1. Zasadzka orkow


    Data: 16.07.2021, Kategorie: Fantazja Autor: Rey Rey

    Lady Aurelia od czterech tysięcy lat prowadziła zastępy elfów do walki przeciw hordom orków. Już po niedługim czasie jej wrogowie wymawiali jej imię jak przekleństwo, bowiem ta odepchnęła ogromną masę najazdów na elfickie ziemie. Czas płynął i płynął... Z czasem granice elfiego królestwa kurczyły się, elfy były gromione, a orkowie maszerowali przez ich ziemię nie napotykając oporu. Stało się tak przez bitwę pod Anzauilar, gdzie zarżniętych zostało 20 000 elfich wojowników na czele z ich królem. Porażka była tym bardziej dotkliwa, że wśród elfów panował obyczaj wybierania na wyprawy młodych, podczas gdy doświadczeni mieli zostać by bronić kraju. Jednak elfy, mimo, że są długowieczne nie zawsze są zdolne do reprodukcji. Tracąc kwiat swojej młodzieży elfy straciły nie tylko armię, ale też dziedzictwo. Stolica elfów, dawniej ponad 40 000 miasto, dziś była jednym z niewielu miejsc, gdzie jeszcze orkowie bali się podejść. Była to jednak kwestia czasu. Coraz mniej zdolni i sprawni elfowie byli wysyłani do walki, a starszyzna pilnowała młodzież jak oka w głowie. Po 80 latach od bitwy pod Anzauilar elfów w stolicy pozostało jedynie 20 000, z czego niewielu ponad 800 mogło mieć dzieci.

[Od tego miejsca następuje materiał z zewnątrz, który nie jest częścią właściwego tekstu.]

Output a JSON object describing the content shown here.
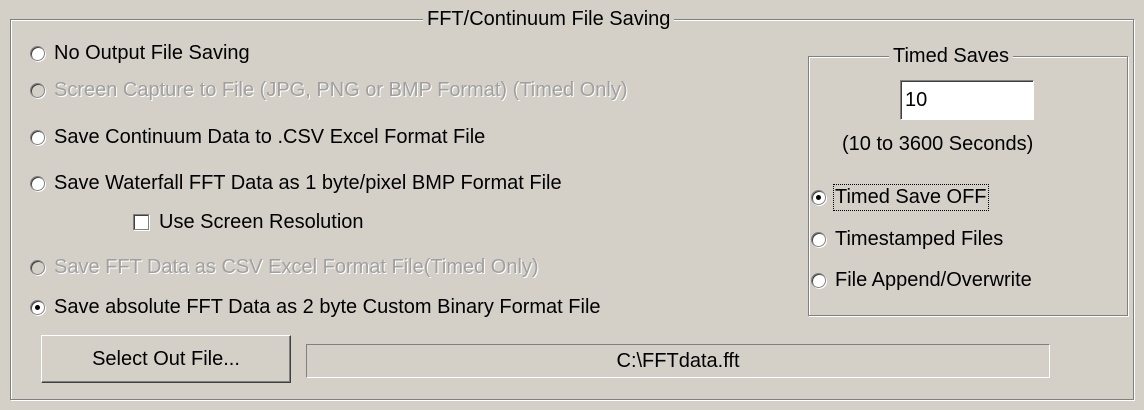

Jednak nie wszyscy elfowie porzucili nadzieję. Niektórzy ruszyli za wielką wojowniczką z dawnych czasów - Lady Aurelią. Udało jej się odepchnąć najazd orków, lecz ci przegrupowali się i uderzyli znowu. Ponownie jednak Lady Aurelia pokonała przeważające siły w drugiej bitwie pod Anzauilar. Zwycięstwo ...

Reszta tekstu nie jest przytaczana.